Dr. Perry had been right. I guess those fancy degrees attached to his name had a lot to do with it. I was still traumatized from the accident, from the memories I kept to myself, and talking about them pushed the accident to the forefront of my thoughts.
And I did a lot of talking.
The session on Friday and the following Monday were basically lessons in exposure therapy. Rewind. Relive. Each time it got a little easier to say the words I needed to, but by the next Friday, something finally clicked into place.
My friends were dead.
They really were dead, and no amount of guilt was going to bring them back. Nothing was ever bringing them back or undoing what strangers and friends alike now thought of them. Nothing was stopping the suits being brought against Keith’s family or the pending legal charges. Nothing was stopping the lawyers from contacting me and Mom every other week.
At the end of that session, my face hurt from the tears I’d tried not to let fall but couldn’t stop. I had to hide my face throughout the rest of the afternoon because it was so obvious that I’d spent the morning sobbing.
Dr. Perry had been so right about grieving.

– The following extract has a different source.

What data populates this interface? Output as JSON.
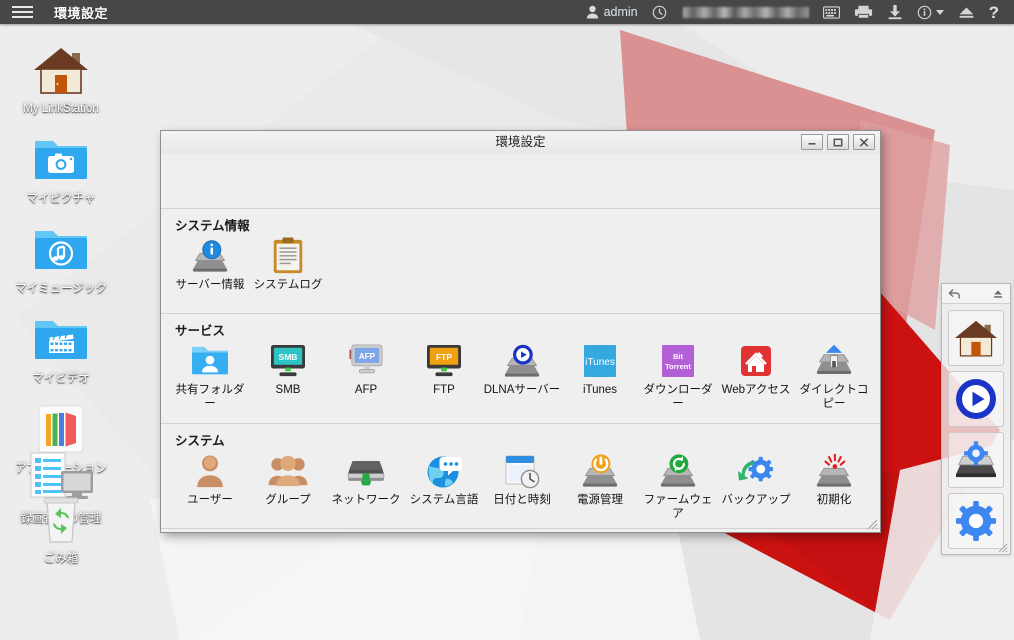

I hadn’t truly begun the process, so blinded by the trauma of the accident and consumed by the burning guilt. I hadn’t let any of them go. Hadn’t even truly begun.
Those days, those weeks, were hard. Focusing on classes became difficult for a whole different reason. I missed them—missed Megan and her hyperactivity, missed Cody and his arrogance, Phillip and his sarcasm, and Chris and his goofiness.